Figuras de la oposición y miembros del establishment egipcio han adoptado posturas inesperadas, tal como ha observado David Schenker en la revista The New Republic. Ayman Nour fue un opositor al régimen de Mubarak, se lanzó a la candidatura presidencial en competencia con el presidente vitalicio, perdió, fue luego acusado falsamente de haber cometido fraude y encarcelado. Bajo presiones del Presidente George W. Bush, él fue liberado. Hoy, Nour es un defensor de una alianza egipcio-iraní y, junto con el ex canciller de Mubarak y actual candidato presidencial, Amr Moussa, pide por la puesta en libertad del jeque Omar Abdul Rahman, clérigo que sirve una condena en los Estados Unidos por haber planeado el atentado contra el World Trade Center en 1993.
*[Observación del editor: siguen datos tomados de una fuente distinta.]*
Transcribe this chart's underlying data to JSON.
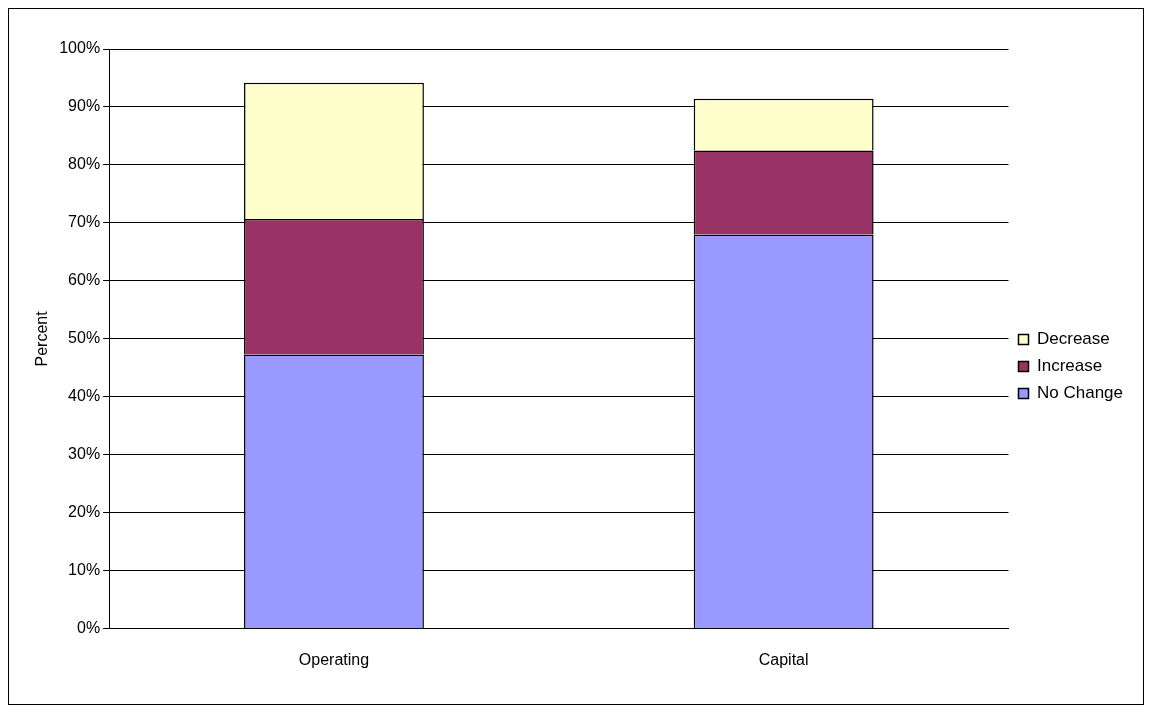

En cuanto a Israel, baste escuchar a otro opositor a Mubarak y aspirante a la presidencia, Mohamed el-Baradei, ex director general de la Organización Internacional de Energía Atómica (OIEA), quien anda asegurando ante quien quiera prestar atención que Egipto debiera considerar ir a la guerra contra Israel para proteger a los palestinos de Gaza.

Ahmed Shahat era un veinteañero desconocido hasta que realizó una proeza: trepó trece pisos del edificio que alberga a la embajada israelí en El Cairo, removió la bandera sionista y pasó a ser un héroe nacional.

Actualmente, el acuerdo de paz egipcio-israelí, vigente por más de treinta años, es tan universalmente cuestionado que según el experto mesooriental Robert Staloff, “Hoy, no hay una sola figura política importante en la escena nacional egipcia dispuesta a defender la paz con Israel”. Estos son los frutos de la política de “Paz Fría” del propio Mubarak, quién por décadas mantuvo viva la demonización del estado judío en la cultura popular egipcia. Ello puede verse en construcciones simbólicas básicas.

Conforme Eric Trager del Washington Institute for Near East Policy destaca, millones de egipcios cotidianamente experimentan la valorización de la guerra con Israel al cruzar el Puente 6 de Octubre, al asistir a la Universidad 6 de Octubre, ubicada en la Ciudad 6 de octubre, y al visitar el museo Panorama de la Guerra de Octubre. (También hay una ciudad y una universidad nombradas bajo esta fecha en el calendario musulmán, 10 de Ramadán). El 6 de Octubre, día en que Nasser atacó por sorpresa a Israel en 1973, es un feriado nacional, tal como el 25 de Abril, fecha en que las fuerzas israelíes completaron su retirada del Desierto del Sinaí. El aniversario del Acuerdo de Camp David no recibe tributo alguno en Egipto.

La revolución depuso al tirano pero los militares que lo reemplazaron no han creado todavía una democracia, ni parecen tener la menor intención de hacerlo. La revuelta está estancada y la frustración popular, alta. Es el momento ideal para sublimar las broncas colectivas en los chivos expiatorios de siempre.